Foram criadas, também nos anos 80, as Delegacias Especializadas de Atendimento à Mulher (Deams) e, no âmbito da saúde, o Programa Integral de Saúde da Mulher (Paism).

Recentemente, aprovamos uma das leis mais avançadas do mundo no combate à violência doméstica: a Lei Maria da Penha, ainda carente de aplicação integral.

Essas vitórias do século XX transpuseram em nosso país as barreiras do anonimato político e intelectual das mulheres, que, por três séculos, nesta terra brasileira, foram apartadas da cidadania. Mas, ainda temos muito a caminhar. De acordo com o relatório Global Gender Gap (2010) – que mede o alcance da desigualdade de gênero em 134 países a partir de indicadores como acesso à educação e saúde e participação econômica e política das mulheres -, o Brasil situa-se no vergonhoso 81º lugar no ranking. No que se refere especificamente à participação política, o país ostenta a constrangedora 114ª posição, muito atrás da Argentina (14ª), Chile (26ª) ou Peru (33ª). Ressalte-se que as leis desses países impõem sanções aos partidos que não cumprem as cotas femininas.

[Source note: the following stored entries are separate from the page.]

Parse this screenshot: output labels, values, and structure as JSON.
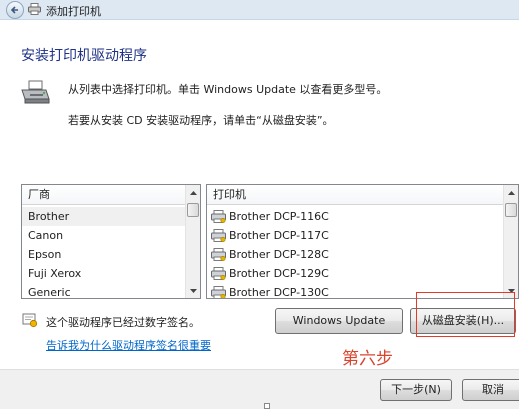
{
  "window": {
    "title": "添加打印机",
    "back_icon": "back-arrow-icon"
  },
  "heading": "安装打印机驱动程序",
  "description": {
    "line1": "从列表中选择打印机。单击 Windows Update 以查看更多型号。",
    "line2": "若要从安装 CD 安装驱动程序，请单击“从磁盘安装”。"
  },
  "manufacturer_list": {
    "header": "厂商",
    "items": [
      "Brother",
      "Canon",
      "Epson",
      "Fuji Xerox",
      "Generic"
    ],
    "selected": "Brother"
  },
  "printer_list": {
    "header": "打印机",
    "items": [
      "Brother DCP-116C",
      "Brother DCP-117C",
      "Brother DCP-128C",
      "Brother DCP-129C",
      "Brother DCP-130C"
    ]
  },
  "signature": {
    "text": "这个驱动程序已经过数字签名。",
    "link": "告诉我为什么驱动程序签名很重要"
  },
  "buttons": {
    "windows_update": "Windows Update",
    "have_disk": "从磁盘安装(H)...",
    "next": "下一步(N)",
    "cancel": "取消"
  },
  "annotation": {
    "text": "第六步",
    "color": "#d8452f"
  }
}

Avançamos, porém ainda somos subrepresentadas na política. Apesar de sermos 51,8% do eleitorado, para 513 deputados federais, temos 44 deputadas e, entre os 81 senadores, são apenas 10 mulheres. Dos 45.463 vereadores, 6.511 mulheres pontuam como vereadoras. No Executivo, não é diferente. Mesmo a despeito de termos eleito a primeira mulher presidente, temos duas governadoras para 26 estados, mais o DF, e, nos 5.565 municípios, 505 mulheres são prefeitas. No Judiciário, apesar do grande número de mulheres aprovadas em concursos públicos, o mesmo revés se repete nos tribunais superiores. Assim, vejamos: no Supremo Tribunal de Justiça (STJ), somos 16,7% e, nos demais tribunais superiores, a nossa representação cai para 15,7%.

Na Bahia, terra notabilizada por mulheres como Maria Quitéria, Ana Nery e Joana Angélica, o quadro é aterrador. Eu sou a única mulher componente da bancada baiana de 39 deputados federais e Lídice da Mata (PSB), eleita em 2010, foi a primeira mulher da Bahia a ocupar uma cadeira no Senado Federal, desde a Proclamação da República.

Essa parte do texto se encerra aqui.